DISCOURS DE M. LE MYRE DE VILERS

Discours de M. Charles Le Myre de Vilers, exécuteur testamentaire :

Messieurs,

La libéralité de Mme la Marquise de Blocqueville envers un département qui reçoit rarement des legs, le souvenir des victoires d'Auerstaedt et d'Eckmühl qu'à cette époque surtout nous ne saurions oublier l'importance scientifique du phare qui constate une fois de plus, d'une façon magistrale, la supériorité de l'éclairage des côtes de France, m'avaient fait espérer que M. le Ministre des Travaux Publics honorerait de sa présence la cérémonie d'inauguration de ce monument. Je regrette que d'autres occupations ne le lui aient pas permis et que les vaillantes populations de ces côtes battues par la tempête soient ainsi privées du plaisir qu'elles se promettaient à recevoir pour la première fois un membre du Gouvernement de la République.

Mais cette abstention de l'honorable M. Turrel n'est certainement pas, de sa part, une marque d'indifférence ni pour la générosité de Mme de Blocqueville, ni pour la gloire immortelle du Maréchal Davout, ni pour le génie de nos Ingénieurs, ni pour le courage, l'abnégation, le dévouement de nos braves marins.

Il y a vingt ans, Messieurs, que Mme de Blocqueville m'entretint de son désir d'élever un phare en mémoire de son père et me consulta sur les moyens d'exécuter ce projet. Bien que je la visse fréquemment, la Marquise ne me reparla plus de ses intentions premières ; aussi fût-ce avec surprise que je reçus dans le mois d'octobre 1892, quelques jours après sa mort, l'extrait de son testament que je dois vous lire :

«  Jamais plus nobles pensées n'ont été exprimées dans un plus noble langage ; elles sont dignes de la femme de bien qui les a écrites ; je n'en ai pas connu de meilleure.

Mme de Blocqueville, qui avait été fort belle et conservait encore dans sa vieillesse une grâce et un charme captivants, possédait toutes les qualités du cœur et de l'esprit : fidèle à ses amis, sachant accueillir et encourager les humbles, sévère pour elle-même, indulgente aux autres ; sa charité éclairée n'admettait pas de distinction de parti devant la souffrance humaine, et je me souviens qu'après la Commune elle me dit rechercher un officier fédéré qu'elle cacha chez elle, et dont elle assista les enfants pendant plusieurs années.

Messieurs, la tâche qui m'incombait était lourde, mais elle fut grandement facilitée par la bienveillance du Gouvernement.
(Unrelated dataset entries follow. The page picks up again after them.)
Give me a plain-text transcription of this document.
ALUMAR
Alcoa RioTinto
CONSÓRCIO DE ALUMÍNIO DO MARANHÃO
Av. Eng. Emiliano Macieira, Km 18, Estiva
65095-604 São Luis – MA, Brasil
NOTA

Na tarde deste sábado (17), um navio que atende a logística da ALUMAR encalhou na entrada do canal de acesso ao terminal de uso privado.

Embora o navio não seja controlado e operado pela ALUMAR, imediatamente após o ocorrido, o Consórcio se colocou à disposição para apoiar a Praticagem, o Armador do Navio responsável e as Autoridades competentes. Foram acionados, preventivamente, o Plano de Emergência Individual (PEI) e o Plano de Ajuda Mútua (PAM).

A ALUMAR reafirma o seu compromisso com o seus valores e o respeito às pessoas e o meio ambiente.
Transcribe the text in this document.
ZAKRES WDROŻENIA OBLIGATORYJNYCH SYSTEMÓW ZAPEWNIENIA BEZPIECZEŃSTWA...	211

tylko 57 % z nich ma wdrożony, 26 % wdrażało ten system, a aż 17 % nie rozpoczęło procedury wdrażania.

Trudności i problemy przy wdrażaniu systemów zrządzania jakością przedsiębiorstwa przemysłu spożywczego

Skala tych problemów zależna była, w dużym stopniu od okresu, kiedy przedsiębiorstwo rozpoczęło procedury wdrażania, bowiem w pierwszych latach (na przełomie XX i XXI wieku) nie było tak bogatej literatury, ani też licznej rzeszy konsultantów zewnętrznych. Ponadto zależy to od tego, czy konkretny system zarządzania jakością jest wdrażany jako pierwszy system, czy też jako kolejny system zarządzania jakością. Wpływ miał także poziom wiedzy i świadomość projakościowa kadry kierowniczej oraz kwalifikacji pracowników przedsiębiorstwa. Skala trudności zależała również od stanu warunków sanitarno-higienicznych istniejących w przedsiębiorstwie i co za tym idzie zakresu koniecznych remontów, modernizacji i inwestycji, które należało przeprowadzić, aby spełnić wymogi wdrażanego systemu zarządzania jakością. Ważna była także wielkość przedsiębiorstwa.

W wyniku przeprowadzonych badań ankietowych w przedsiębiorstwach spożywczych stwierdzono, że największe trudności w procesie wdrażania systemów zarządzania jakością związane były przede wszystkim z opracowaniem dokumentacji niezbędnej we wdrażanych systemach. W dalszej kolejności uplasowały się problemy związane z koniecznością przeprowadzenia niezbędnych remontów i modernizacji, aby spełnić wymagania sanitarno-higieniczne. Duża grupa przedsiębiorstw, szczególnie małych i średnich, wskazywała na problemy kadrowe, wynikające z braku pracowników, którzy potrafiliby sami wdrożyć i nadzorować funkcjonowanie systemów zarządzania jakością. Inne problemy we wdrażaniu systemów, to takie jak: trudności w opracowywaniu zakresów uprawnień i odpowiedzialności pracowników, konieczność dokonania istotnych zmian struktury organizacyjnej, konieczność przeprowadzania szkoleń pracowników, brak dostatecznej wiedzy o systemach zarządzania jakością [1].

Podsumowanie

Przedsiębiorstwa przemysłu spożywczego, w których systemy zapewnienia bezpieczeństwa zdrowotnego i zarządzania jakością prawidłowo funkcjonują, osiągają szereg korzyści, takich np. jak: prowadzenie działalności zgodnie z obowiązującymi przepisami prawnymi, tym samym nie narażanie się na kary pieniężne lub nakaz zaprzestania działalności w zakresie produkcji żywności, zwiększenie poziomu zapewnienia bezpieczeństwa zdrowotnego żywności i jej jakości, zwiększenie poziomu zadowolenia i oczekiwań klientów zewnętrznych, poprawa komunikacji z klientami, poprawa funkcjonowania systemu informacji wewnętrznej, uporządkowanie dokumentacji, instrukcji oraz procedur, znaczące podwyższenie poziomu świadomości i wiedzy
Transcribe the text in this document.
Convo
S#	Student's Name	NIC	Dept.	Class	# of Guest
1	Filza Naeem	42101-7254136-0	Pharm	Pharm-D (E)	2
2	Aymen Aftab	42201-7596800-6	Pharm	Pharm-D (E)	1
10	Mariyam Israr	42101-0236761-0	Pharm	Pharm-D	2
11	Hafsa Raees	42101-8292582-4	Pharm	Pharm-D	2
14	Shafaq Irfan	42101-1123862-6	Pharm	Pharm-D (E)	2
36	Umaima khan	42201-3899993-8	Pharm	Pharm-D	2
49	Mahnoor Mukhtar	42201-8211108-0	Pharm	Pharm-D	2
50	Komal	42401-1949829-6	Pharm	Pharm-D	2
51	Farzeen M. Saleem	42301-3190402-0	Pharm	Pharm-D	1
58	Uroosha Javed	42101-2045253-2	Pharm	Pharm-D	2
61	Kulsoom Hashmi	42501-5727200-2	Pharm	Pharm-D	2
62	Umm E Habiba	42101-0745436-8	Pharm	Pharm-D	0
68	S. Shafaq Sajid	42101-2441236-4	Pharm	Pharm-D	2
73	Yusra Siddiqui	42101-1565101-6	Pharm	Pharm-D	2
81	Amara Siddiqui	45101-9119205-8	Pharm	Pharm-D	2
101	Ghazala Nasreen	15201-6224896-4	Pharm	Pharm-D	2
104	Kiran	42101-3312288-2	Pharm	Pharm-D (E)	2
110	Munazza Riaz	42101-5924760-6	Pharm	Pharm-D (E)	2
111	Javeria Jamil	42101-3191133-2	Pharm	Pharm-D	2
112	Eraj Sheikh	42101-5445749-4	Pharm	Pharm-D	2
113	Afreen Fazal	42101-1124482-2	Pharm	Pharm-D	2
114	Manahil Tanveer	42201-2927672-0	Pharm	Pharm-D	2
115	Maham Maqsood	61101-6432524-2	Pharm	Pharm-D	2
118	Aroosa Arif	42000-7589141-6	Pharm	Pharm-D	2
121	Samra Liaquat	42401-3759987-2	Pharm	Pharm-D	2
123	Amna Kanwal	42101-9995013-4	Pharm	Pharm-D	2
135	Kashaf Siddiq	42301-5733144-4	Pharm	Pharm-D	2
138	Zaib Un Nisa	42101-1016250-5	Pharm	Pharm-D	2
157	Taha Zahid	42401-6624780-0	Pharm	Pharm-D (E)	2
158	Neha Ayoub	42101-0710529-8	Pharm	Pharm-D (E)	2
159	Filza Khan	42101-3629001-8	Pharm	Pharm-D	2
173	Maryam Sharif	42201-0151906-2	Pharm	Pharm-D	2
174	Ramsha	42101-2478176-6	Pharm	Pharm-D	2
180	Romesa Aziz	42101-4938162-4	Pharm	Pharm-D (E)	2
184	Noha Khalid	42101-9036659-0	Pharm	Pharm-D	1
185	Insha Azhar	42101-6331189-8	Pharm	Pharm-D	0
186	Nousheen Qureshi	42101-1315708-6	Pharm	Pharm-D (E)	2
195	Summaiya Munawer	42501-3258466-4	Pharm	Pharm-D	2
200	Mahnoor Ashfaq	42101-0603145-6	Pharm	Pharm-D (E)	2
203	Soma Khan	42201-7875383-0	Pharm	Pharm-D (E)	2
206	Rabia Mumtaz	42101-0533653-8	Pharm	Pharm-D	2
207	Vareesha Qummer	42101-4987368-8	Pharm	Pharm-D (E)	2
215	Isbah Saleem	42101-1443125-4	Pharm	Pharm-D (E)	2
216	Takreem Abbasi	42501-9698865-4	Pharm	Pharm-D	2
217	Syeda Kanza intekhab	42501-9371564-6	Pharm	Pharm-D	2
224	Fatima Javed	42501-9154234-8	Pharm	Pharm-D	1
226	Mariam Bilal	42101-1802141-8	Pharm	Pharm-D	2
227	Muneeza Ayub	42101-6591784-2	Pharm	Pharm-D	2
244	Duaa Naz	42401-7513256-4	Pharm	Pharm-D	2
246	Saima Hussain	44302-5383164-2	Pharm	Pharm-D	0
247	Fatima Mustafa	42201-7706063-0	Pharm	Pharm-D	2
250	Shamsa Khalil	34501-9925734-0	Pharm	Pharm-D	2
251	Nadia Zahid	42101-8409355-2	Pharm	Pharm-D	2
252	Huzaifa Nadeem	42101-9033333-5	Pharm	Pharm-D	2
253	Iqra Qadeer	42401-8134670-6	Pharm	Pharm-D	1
En quelques mois nous obtinmes les autorisations nécessaires, et vous savez si chez nous les formalités administratives sont longues à remplir. Le regretté M. Viette, alors Ministre des Travaux publics, plus tard ses successeurs, MM. Jonnart et Guyot-Dessaigne, aplanirent toutes les difficultés. Je leur dois ici un témoignage public de ma gratitude.

Tout ceux qui participèrent à cette entreprise, chefs et subordonnés, rivalisèrent de talent et de zèle. Tous étaient animés de la pensée commune d'édifier une œuvre qui honorerait la science française et rappellerait aux générations futures la gloire immortelle du vainqueur d'Auerstaedt et d'Eckmühl. Je les remercie cordialement du concours dévoué qu'ils mont prêté. Leur nom ne sera pas oublié ; il est gravé sur une plaque de bronze dans la salle d'entrée.

Monsieur le Directeur, au nom de Mme la Marquise de Blocqueville, en ma qualité d'exécuteur testamentaire, j'ai l'honneur de remettre le phare d'Eckmühl au Gouvernement de la République. Dans quelques instants ses puissants rayons diront aux navigateurs du monde entier atterrissant sur ces côtes dangereuses, qu'une femme de bien a veillé sur eux et leur a donné la sécurité.

Grâce à elle « les larmes versées par la fatalité des guerres seront ainsi rachetées par les vies sauvées de la tempête ».